The management firm declined comment to CBS This Morning. Atrium Hospitality affirmed that terms of the settlement reached with Marchionda were confidential, and told the program in a statement that it is “focused on industry-leading safety practices to provide” for its guests.
Marchionda, a Pennsylvania mom who at the time was an executive for a frozen food manufacturer, said she wanted to share her experience to alert others.
“I’m on long-term disability now, which then eliminated my position at my company,” she said. “I would probably say for the first three years, I thought it was just me who was going through this. These last two years have been an eye opener for not only my children, but my brother, my dad, my mom, my cousins, my uncle.

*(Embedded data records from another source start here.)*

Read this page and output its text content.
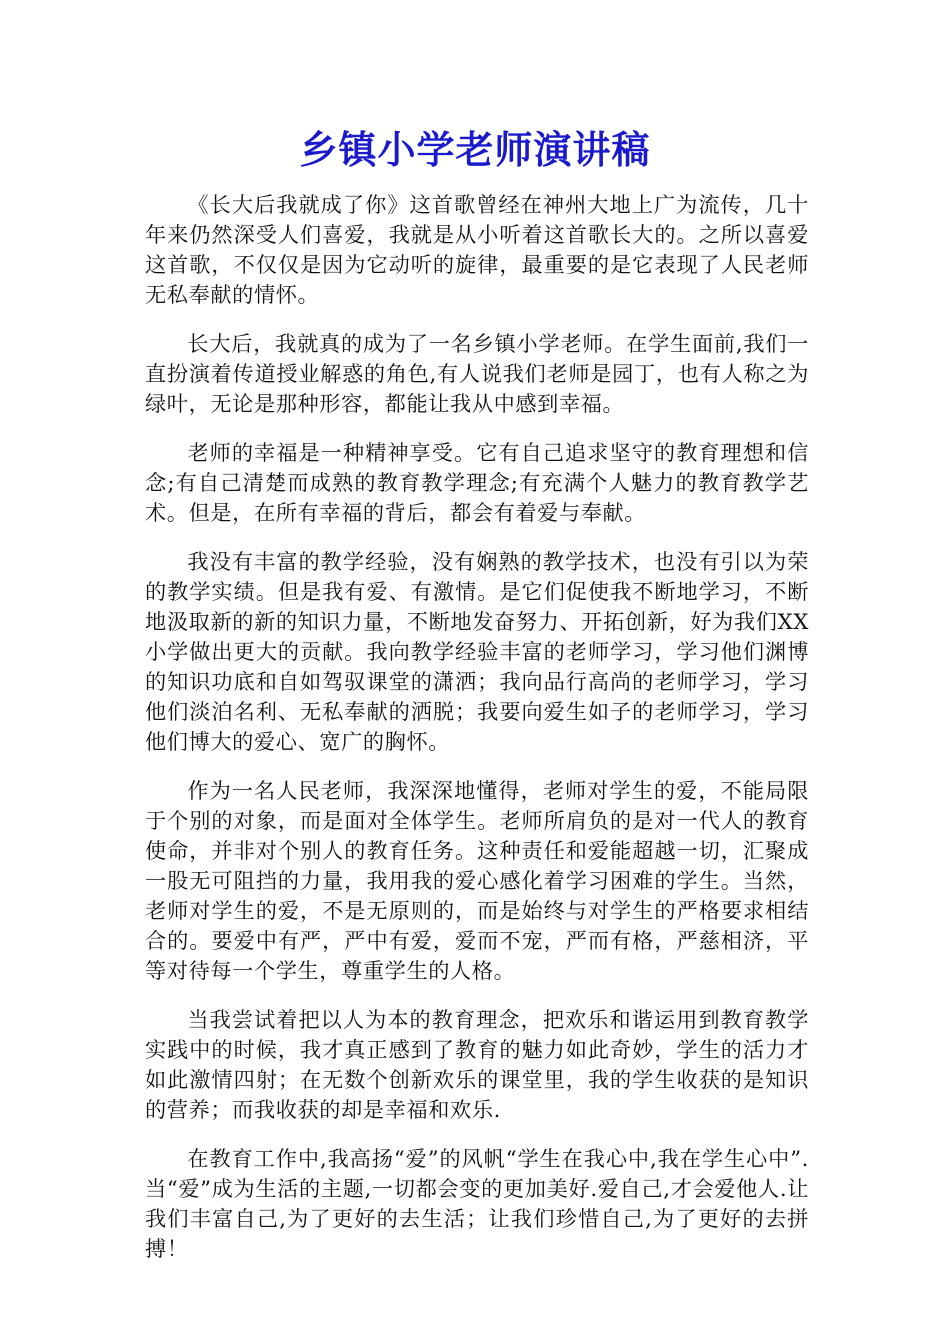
乡镇小学老师演讲稿

《长大后我就成了你》这首歌曾经在神州大地上广为流传，几十年来仍然深受人们喜爱，我就是从小听着这首歌长大的。之所以喜爱这首歌，不仅仅是因为它动听的旋律，最重要的是它表现了人民老师无私奉献的情怀。

长大后，我就真的成为了一名乡镇小学老师。在学生面前,我们一直扮演着传道授业解惑的角色,有人说我们老师是园丁，也有人称之为绿叶，无论是那种形容，都能让我从中感到幸福。

老师的幸福是一种精神享受。它有自己追求坚守的教育理想和信念;有自己清楚而成熟的教育教学理念;有充满个人魅力的教育教学艺术。但是，在所有幸福的背后，都会有着爱与奉献。

我没有丰富的教学经验，没有娴熟的教学技术，也没有引以为荣的教学实绩。但是我有爱、有激情。是它们促使我不断地学习，不断地汲取新的新的知识力量，不断地发奋努力、开拓创新，好为我们XX小学做出更大的贡献。我向教学经验丰富的老师学习，学习他们渊博的知识功底和自如驾驭课堂的潇洒；我向品行高尚的老师学习，学习他们淡泊名利、无私奉献的洒脱；我要向爱生如子的老师学习，学习他们博大的爱心、宽广的胸怀。

作为一名人民老师，我深深地懂得，老师对学生的爱，不能局限于个别的对象，而是面对全体学生。老师所肩负的是对一代人的教育使命，并非对个别人的教育任务。这种责任和爱能超越一切，汇聚成一股无可阻挡的力量，我用我的爱心感化着学习困难的学生。当然，老师对学生的爱，不是无原则的，而是始终与对学生的严格要求相结合的。要爱中有严，严中有爱，爱而不宠，严而有格，严慈相济，平等对待每一个学生，尊重学生的人格。

当我尝试着把以人为本的教育理念，把欢乐和谐运用到教育教学实践中的时候，我才真正感到了教育的魅力如此奇妙，学生的活力才如此激情四射；在无数个创新欢乐的课堂里，我的学生收获的是知识的营养；而我收获的却是幸福和欢乐.

在教育工作中,我高扬“爱”的风帆“学生在我心中,我在学生心中”.当“爱”成为生活的主题,一切都会变的更加美好.爱自己,才会爱他人.让我们丰富自己,为了更好的去生活；让我们珍惜自己,为了更好的去拼搏！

When you’re kind of, like, that apple of somebody’s eye, and you’re working so hard in your career, and your uncle is so proud of you, to have to, you know, that he knows what happened to you. … At the end of the day he still looks at me like this broken person that he just wants to put his arm around you and protect you.”
“People are aware that when you think you’re gonna go into a hotel room, and that you’re gonna go to sleep and close your eyes, and that you’re safe, you’re not,” she said. “They need to figure out a better system within the industry to figure out how to keep people safe.”
LaPointe appealed his conviction, alleging ineffective counsel and failure of the state to follow terms of his plea agreement, but his appeal was denied, reports Des Moines CBS affiliate KCCI.
His release from prison is scheduled for Jan. 2, 2024.